We went to the grocery store as a family. My husband had the older 2 kids in his cart, and I had the 2 year old in mine and the baby in the sling. It always fun wandering through the store. We split up to go grab different items, and meet up in the middle of aisles to re-group and check items off the list. We each end up adding a special treat of some kind of our cart, and we usually forget to pick up something we needed. We often stop by at the crab tank, not because we eat crab, just to hear the delighted shrieks of our kids as they watch the “cwab bugs” skitter around the tank.
We always run through the bakery and pick up a free cookie before we head to the check-out line. Since I am obsessive about the order of the items on the conveyor belt, I usually spend some time putting all the heavy items into one cart, and all the produce, chips and bread into the other. Then we put everything on the counter, pay, and spend time bagging the groceries (something I am equally obsessive about).
While waiting in line, Ms Action looked up at the vaulted ceiling and said “How did a strawberry get up there?” Ms Drama looked up and bounced excitedly “A strawberry! Look mom, a strawberry!” she pointed up. The check out girl looked puzzled, and we both looked up and saw that they were pointing at a lone helium balloon, trapped against the ceiling. It was shaped like a strawberry. The older girls interest moved on, but my 2 year old stayed focused.
She stared at the ceiling in awe, pointing at the balloon and whispering “stwawbewwy” to herself. “Mom! Mom! Wook at the stwawbewwy!” She yelled delightedly again and again. Everyone around us was smiling by now. Clearly Ms Pooky’s entire day was being made by this special balloon. A smile nearly split her face open as she hung her head back as far as it would go, staring at the strawberry with gleaming eyes.We finished bagging the groceries, and it was time to go. As we pushed the carts towards the door, Ms Pooky leaned out of the cart, waving and saying goodbye to her beloved strawberry. Then she blew a kiss and said “See you later!”.
As we drove home, I was somewhat melancholy. I continued to think about how fast life goes. How fast we lose that childhood wonder to the serious worries and problems of the adult world.

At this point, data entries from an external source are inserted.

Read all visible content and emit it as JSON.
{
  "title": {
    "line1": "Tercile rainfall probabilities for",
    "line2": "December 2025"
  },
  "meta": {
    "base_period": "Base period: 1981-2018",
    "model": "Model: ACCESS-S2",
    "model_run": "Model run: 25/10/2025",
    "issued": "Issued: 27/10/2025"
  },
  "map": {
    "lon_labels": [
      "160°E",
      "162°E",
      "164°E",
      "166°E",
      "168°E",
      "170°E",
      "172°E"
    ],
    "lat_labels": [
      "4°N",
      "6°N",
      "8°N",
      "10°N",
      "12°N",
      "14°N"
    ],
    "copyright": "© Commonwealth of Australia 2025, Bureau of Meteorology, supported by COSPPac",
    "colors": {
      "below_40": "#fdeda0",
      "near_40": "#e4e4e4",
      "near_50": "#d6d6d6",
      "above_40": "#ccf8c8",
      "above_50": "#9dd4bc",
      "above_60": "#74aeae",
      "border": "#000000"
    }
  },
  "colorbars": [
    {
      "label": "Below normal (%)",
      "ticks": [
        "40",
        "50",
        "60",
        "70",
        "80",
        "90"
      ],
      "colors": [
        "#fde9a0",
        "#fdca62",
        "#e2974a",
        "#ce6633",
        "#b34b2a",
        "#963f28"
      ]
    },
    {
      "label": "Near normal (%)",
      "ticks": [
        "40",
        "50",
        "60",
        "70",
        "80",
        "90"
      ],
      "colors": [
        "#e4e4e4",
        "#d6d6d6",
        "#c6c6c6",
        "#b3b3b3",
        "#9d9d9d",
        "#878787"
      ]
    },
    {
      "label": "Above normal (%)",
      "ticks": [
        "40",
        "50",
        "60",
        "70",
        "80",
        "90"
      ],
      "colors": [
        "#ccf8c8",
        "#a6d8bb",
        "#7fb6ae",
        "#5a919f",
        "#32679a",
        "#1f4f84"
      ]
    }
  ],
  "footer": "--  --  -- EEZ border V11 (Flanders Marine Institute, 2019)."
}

We waited at a stop light and suddenly a huge bright red motorcycle pulled alongside us, music blaring. I looked over and had to smile. There was a little middle aged man perched on the motorcycle, black helmet, white moustache, leather jacket. And he was dancing. J. Lo blared from his motorcycle stereo, and the little man bounced up and down singing along with the music “If you’re an animal then tear up the floor, break a sweat on the floor, on the floor.” He patted his handle bars and moved his double chin up and down “Don’t stop keep it movin’ put your drinks up!” The light changed, and just as the radio blasted “Dance the night away” he vroomed off, speeding quickly ahead of the near bye cars.
And he was adorable.
He was made as happy by his red motorcycle as my baby had been by a red balloon. Do we ever really grow out of that ability to be in awe of the goodness of life? I hope to hang onto that happiness, and pass it on to my toddlers, as they grow into children, and then teenagers. Until they are adorable middle aged people who dance to J Lo, and on into old age. I know I’ll be in awe of them and in love with them through all the stages. And I hope that they will be able to live in awe of life, and in love with living.